Theater Emory's 'Persuasion' pulls audience into world of Jane Austen

Emily Kleypas and Brian Kimmel star in Theater Emory's "Persuasion."

Theater Emory opens Jane Austen's "Persuasion," the second show of Theater Emory's "Bloody, Breathless, and Bold" season, on Nov. 10 in the Mary Gray Munroe Theater at the Dobbs University Center.

John Ammerman, artistic director of Theater Emory, has adapted Austen's classic novel for the stage, and now directs its premiere performance with a cast of professional actors, students and Emory alumni.  Ammerman recently took some time away from directing to answer a few questions about the production:

Are you a Jane Austen fan yourself?

John Ammerman: I am a latecomer to Austen. I admit that I was significantly influenced by the films of her books and then got into exploring her in a greater way. Now of course, I am an admirer of a writer who is exquisite in her use of language and astonishingly perceptive of human behavior and its foibles.

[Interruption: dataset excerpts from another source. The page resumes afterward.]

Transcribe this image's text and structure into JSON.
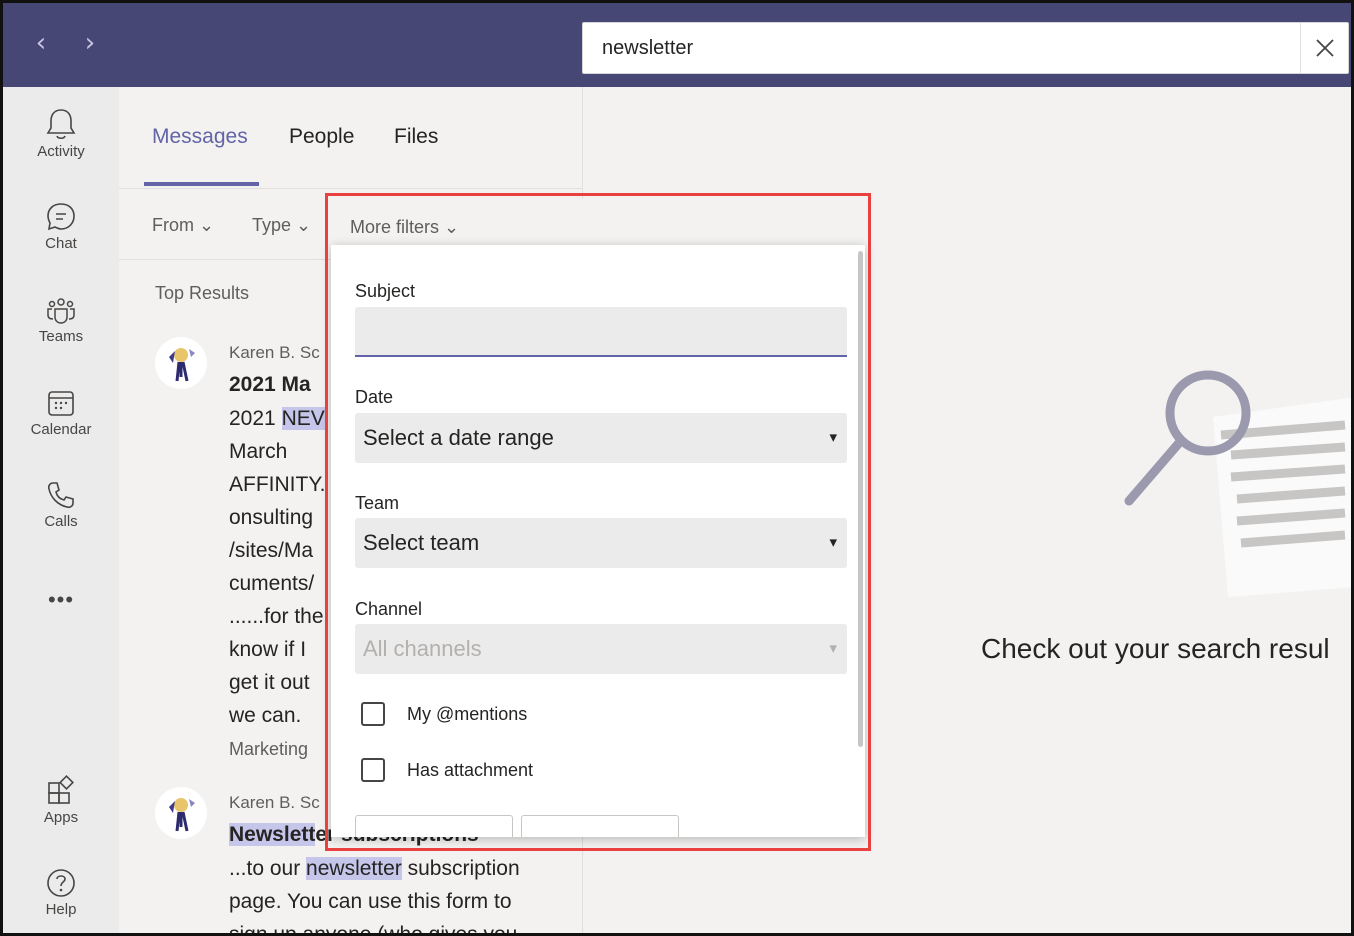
{
  "search": {
    "value": "newsletter"
  },
  "rail": [
    {
      "label": "Activity",
      "icon": "bell-icon"
    },
    {
      "label": "Chat",
      "icon": "chat-icon"
    },
    {
      "label": "Teams",
      "icon": "teams-icon"
    },
    {
      "label": "Calendar",
      "icon": "calendar-icon"
    },
    {
      "label": "Calls",
      "icon": "phone-icon"
    },
    {
      "label": "Apps",
      "icon": "apps-icon"
    },
    {
      "label": "Help",
      "icon": "help-icon"
    }
  ],
  "rail_more": "•••",
  "tabs": [
    "Messages",
    "People",
    "Files"
  ],
  "filters": {
    "from": "From",
    "type": "Type",
    "more": "More filters"
  },
  "section_title": "Top Results",
  "results": [
    {
      "author": "Karen B. Sc",
      "title": "2021 Ma",
      "lines": [
        "2021 ",
        "NEV",
        "March",
        "AFFINITY.",
        "onsulting",
        "/sites/Ma",
        "cuments/",
        "......for the",
        "know if I",
        "get it out",
        "we can."
      ],
      "meta": "Marketing"
    },
    {
      "author": "Karen B. Sc",
      "title": "Newsletter subscriptions",
      "title_hl": "Newslett",
      "title_rest": "er subscriptions",
      "lines": [
        "...to our ",
        "newsletter",
        " subscription",
        "page. You can use this form to",
        "sign up anyone (who gives you"
      ]
    }
  ],
  "more_filters": {
    "subject_label": "Subject",
    "subject_value": "",
    "date_label": "Date",
    "date_value": "Select a date range",
    "team_label": "Team",
    "team_value": "Select team",
    "channel_label": "Channel",
    "channel_value": "All channels",
    "mentions_label": "My @mentions",
    "attachment_label": "Has attachment",
    "caret": "▾"
  },
  "empty_state": "Check out your search resul",
  "colors": {
    "accent": "#6264a7",
    "topbar": "#464775",
    "highlight_border": "#e8413f"
  }
}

What about the novel "Persuasion" made you want to adapt it for the stage?

I have always had a distinct interest in the 19th century—the writing styles of English and American writers, and the poetic process of how people communicated their ideas and perceptions through letter writing. The trick is trying to write in Austen's style, blending my own style into how she might structure something. In many ways, I truly am a romantic and thought that "Persuasion" was a novel that I could adapt my own writing into a clear understanding of Austen's style.

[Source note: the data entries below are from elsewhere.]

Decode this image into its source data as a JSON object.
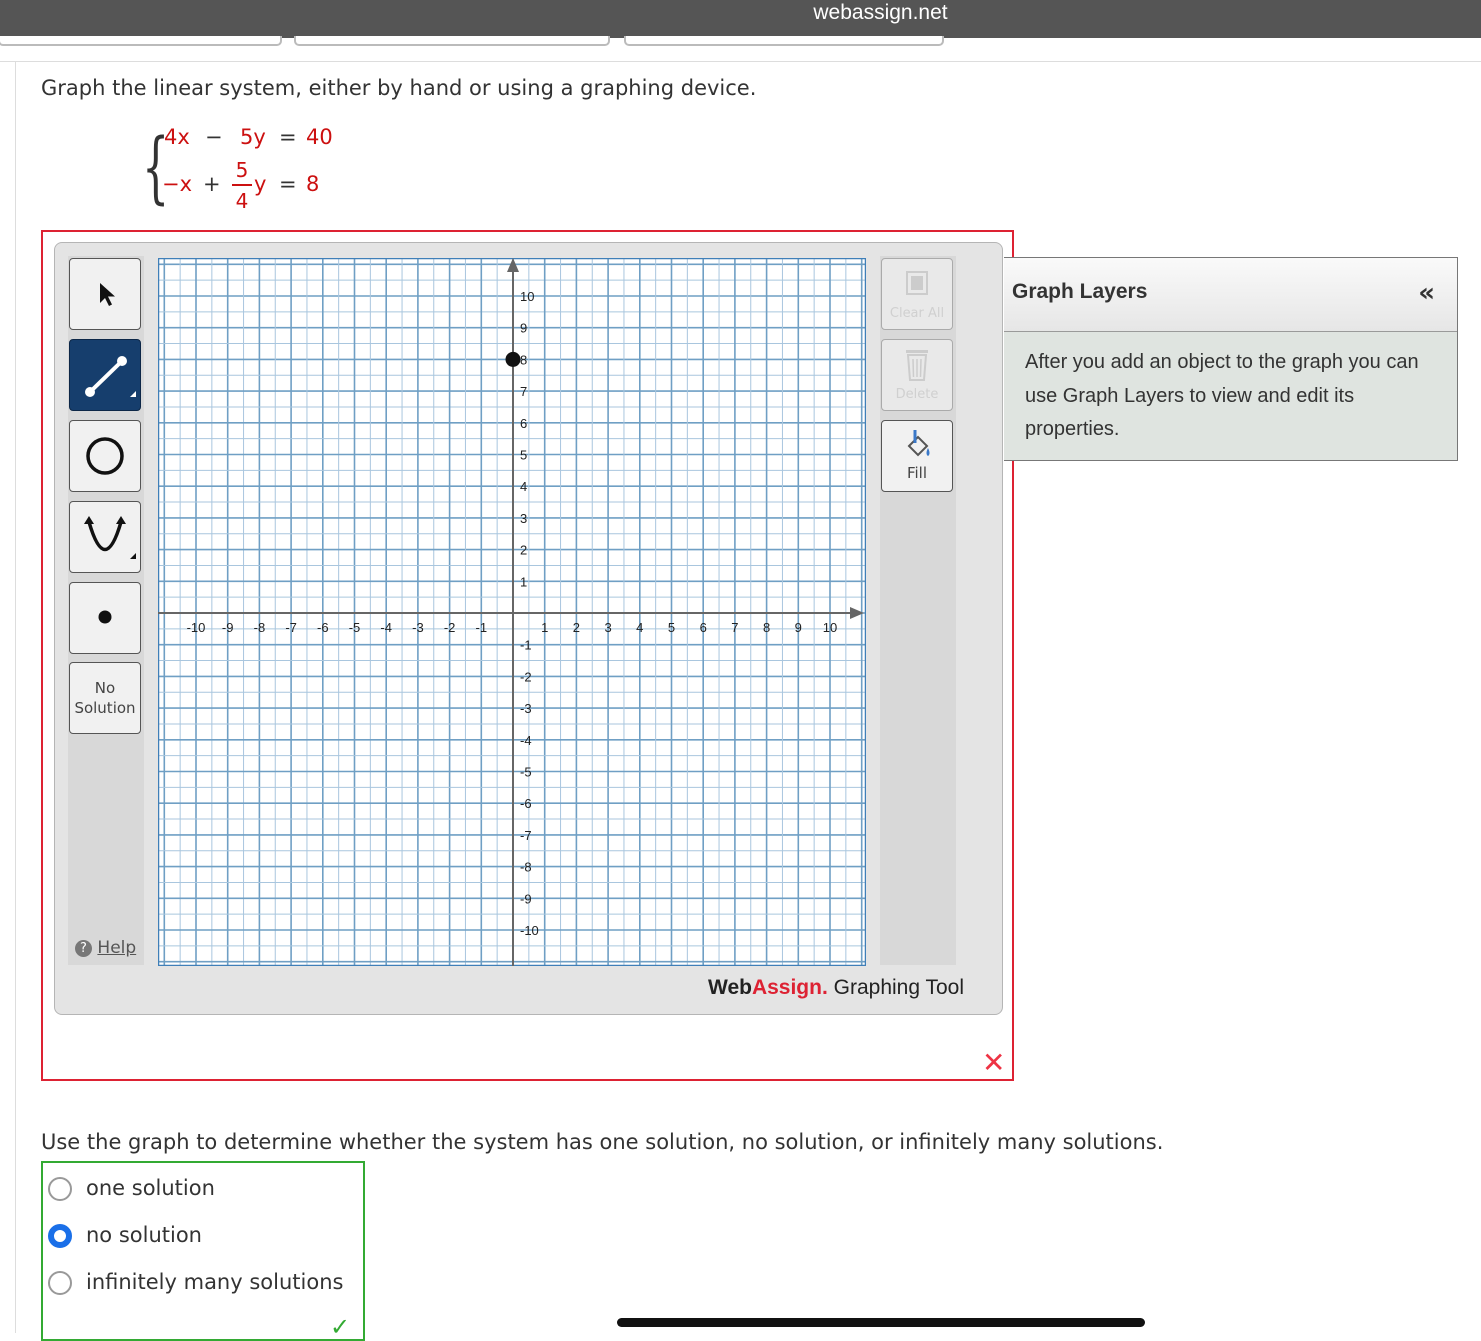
{
  "browser": {
    "url": "webassign.net"
  },
  "question": {
    "prompt": "Graph the linear system, either by hand or using a graphing device.",
    "equation1": {
      "a": "4x",
      "op": "−",
      "b": "5y",
      "eq": "=",
      "rhs": "40"
    },
    "equation2": {
      "a": "−x",
      "op": "+",
      "frac_num": "5",
      "frac_den": "4",
      "b": "y",
      "eq": "=",
      "rhs": "8"
    }
  },
  "graph_tool": {
    "tools": [
      {
        "name": "pointer-tool",
        "icon": "arrow-cursor-icon"
      },
      {
        "name": "line-tool",
        "icon": "line-segment-icon",
        "active": true
      },
      {
        "name": "circle-tool",
        "icon": "circle-icon"
      },
      {
        "name": "parabola-tool",
        "icon": "parabola-icon"
      },
      {
        "name": "point-tool",
        "icon": "dot-icon"
      }
    ],
    "no_solution_line1": "No",
    "no_solution_line2": "Solution",
    "help_label": "Help",
    "clear_all_label": "Clear All",
    "delete_label": "Delete",
    "fill_label": "Fill",
    "brand_web": "Web",
    "brand_assign": "Assign.",
    "brand_suffix": "Graphing Tool",
    "x_min": -10,
    "x_max": 10,
    "y_min": -10,
    "y_max": 10,
    "x_tick_labels": [
      "-10",
      "-9",
      "-8",
      "-7",
      "-6",
      "-5",
      "-4",
      "-3",
      "-2",
      "-1",
      "1",
      "2",
      "3",
      "4",
      "5",
      "6",
      "7",
      "8",
      "9",
      "10"
    ],
    "y_tick_labels": [
      "10",
      "9",
      "8",
      "7",
      "6",
      "5",
      "4",
      "3",
      "2",
      "1",
      "-1",
      "-2",
      "-3",
      "-4",
      "-5",
      "-6",
      "-7",
      "-8",
      "-9",
      "-10"
    ],
    "plotted_point": {
      "x": 0,
      "y": 8
    },
    "result_icon": "red-x-icon",
    "result_mark": "✕"
  },
  "graph_layers": {
    "title": "Graph Layers",
    "collapse": "«",
    "message": "After you add an object to the graph you can use Graph Layers to view and edit its properties."
  },
  "question2": {
    "prompt": "Use the graph to determine whether the system has one solution, no solution, or infinitely many solutions.",
    "options": [
      {
        "label": "one solution",
        "selected": false
      },
      {
        "label": "no solution",
        "selected": true
      },
      {
        "label": "infinitely many solutions",
        "selected": false
      }
    ],
    "result_icon": "green-check-icon",
    "result_mark": "✓"
  },
  "colors": {
    "accent_red": "#cc1010",
    "selected_radio": "#1a6fe8",
    "correct_green": "#33aa33",
    "grid_line": "#6f9fc4"
  }
}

How does your adaptation differ from the novel?

The play does completely follow the progression of the novel's plot, and I have utilized as much of the dialogue as I could. The adaptation also differs from the novel in many ways. For example, I have written for the protagonist, Anne Eliot, a number of monologues not in the novel. This addition not only increases the narrative connection directly to the audience, but also digs into her very personal world. Also, some things that are only alluded to in the novel as rumors or hearsay have been staged so that we have a greater experience of what specific characters are going through.

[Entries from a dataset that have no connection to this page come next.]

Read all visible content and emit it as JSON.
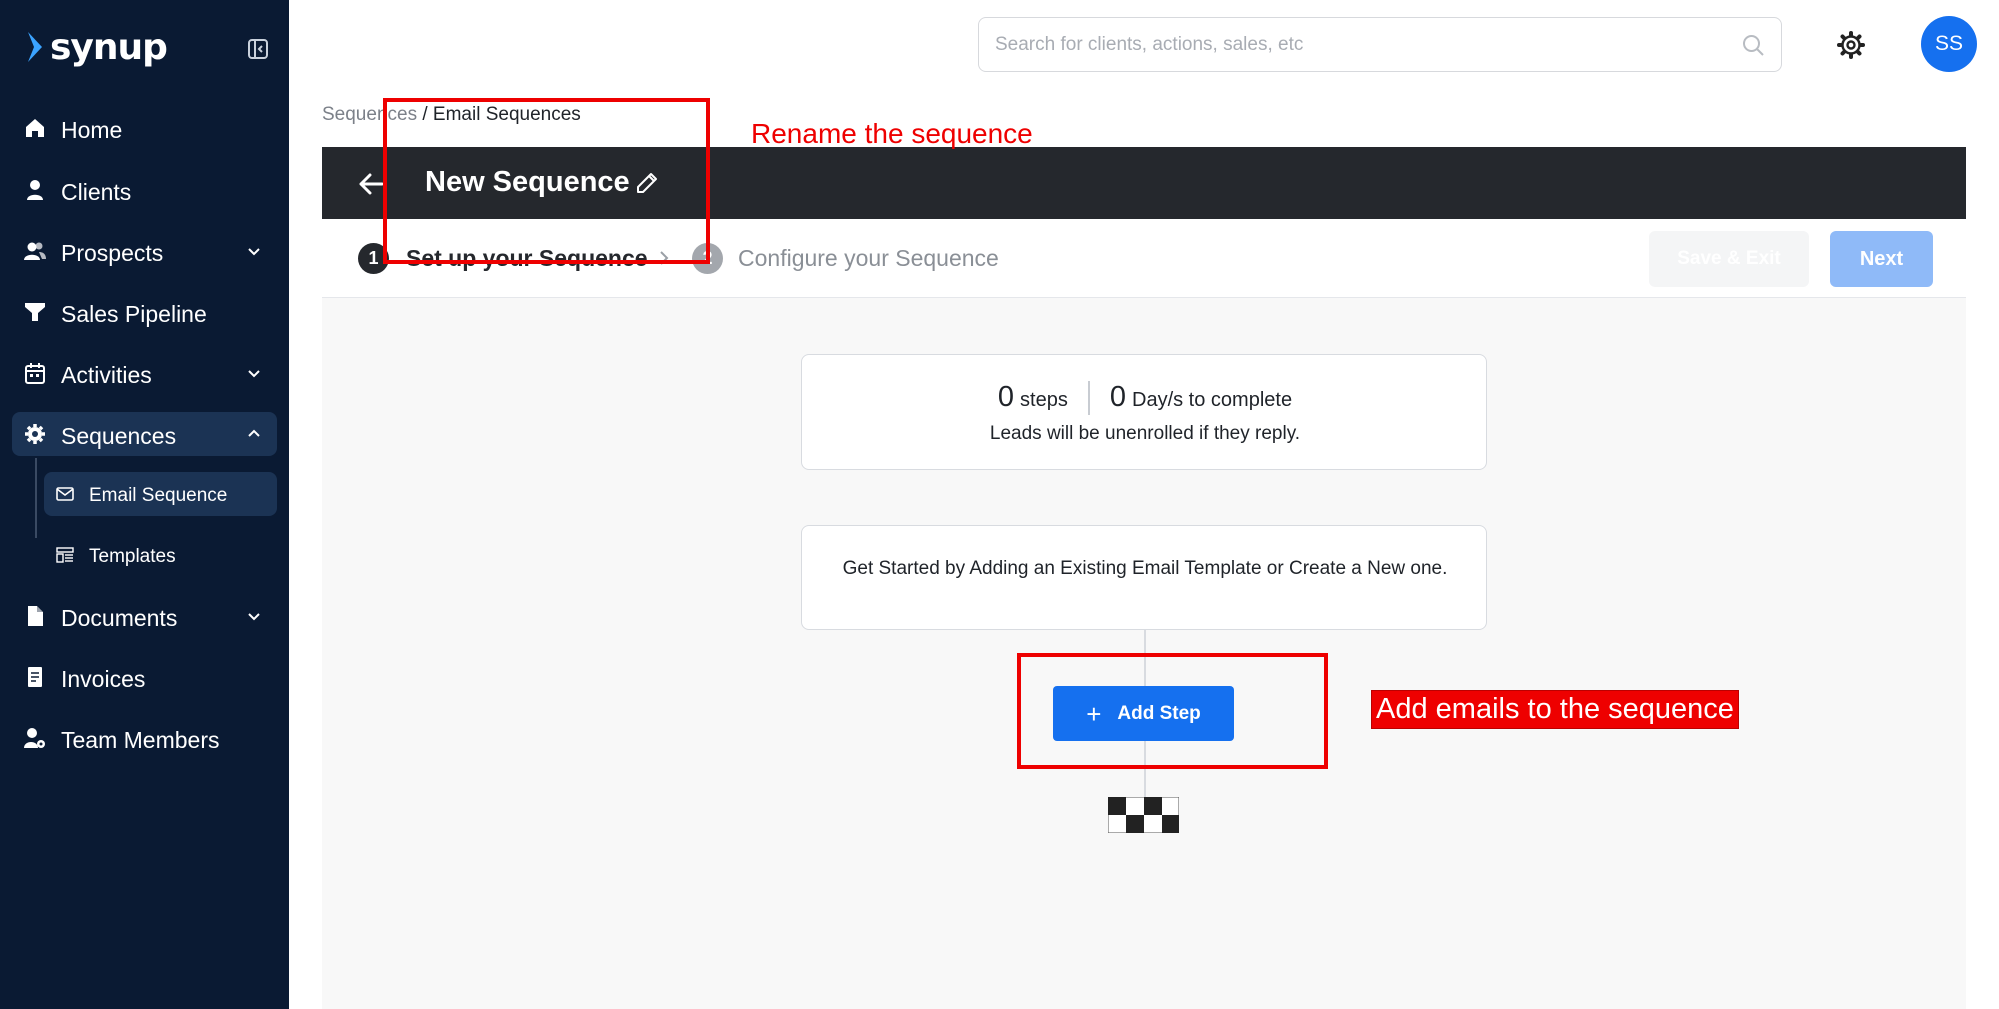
{
  "brand": {
    "name": "synup"
  },
  "sidebar": {
    "items": [
      {
        "label": "Home"
      },
      {
        "label": "Clients"
      },
      {
        "label": "Prospects"
      },
      {
        "label": "Sales Pipeline"
      },
      {
        "label": "Activities"
      },
      {
        "label": "Sequences"
      },
      {
        "label": "Documents"
      },
      {
        "label": "Invoices"
      },
      {
        "label": "Team Members"
      }
    ],
    "sequences_sub": [
      {
        "label": "Email Sequence"
      },
      {
        "label": "Templates"
      }
    ]
  },
  "header": {
    "search_placeholder": "Search for clients, actions, sales, etc",
    "avatar_initials": "SS"
  },
  "breadcrumb": {
    "parent": "Sequences",
    "separator": " / ",
    "current": "Email Sequences"
  },
  "sequence": {
    "title": "New Sequence"
  },
  "steps": {
    "step1_number": "1",
    "step1_label": "Set up your Sequence",
    "step2_number": "2",
    "step2_label": "Configure your Sequence",
    "save_exit_label": "Save & Exit",
    "next_label": "Next"
  },
  "summary": {
    "steps_count": "0",
    "steps_label": "steps",
    "days_count": "0",
    "days_label": "Day/s to complete",
    "note": "Leads will be unenrolled if they reply."
  },
  "start_card": {
    "text": "Get Started by Adding an Existing Email Template or Create a New one."
  },
  "add_step": {
    "plus": "+",
    "label": "Add Step"
  },
  "annotations": {
    "rename": "Rename the sequence",
    "add_emails": "Add emails to the sequence"
  },
  "colors": {
    "sidebar_bg": "#0a1a33",
    "sidebar_active": "#1b3354",
    "primary": "#1570ef",
    "header_dark": "#25282d",
    "annotation_red": "#ee0000"
  }
}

Will the style of the production be true to the period?

The style is very true to the period, whether it has to do with etiquette, dancing and movement, dialect and pronunciation, or how one should behave in public contrasting to a character's internal struggle that must be kept in private.

How does directing something you have written or adapted differ from directing someone else's work?

Directing your own work can be tricky in that there is a clarity of the text and how you see the imagery and mechanics, the use of language, characterization and relationships. However, actors and designers bring a fresh perspective to everything and you have to be open to how they interpret and sense things that may or may not be in total agreement with how you are used to perceiving things.

How do you deal with these discrepancies in vision for the play?

I really approach the whole production as an ongoing process, and tackle it now with a whole group of contributing artists who bring their own expertise to the project and grapple with the text like I would with any other author's work. I often forget that I wrote the play—if, of course, it's working.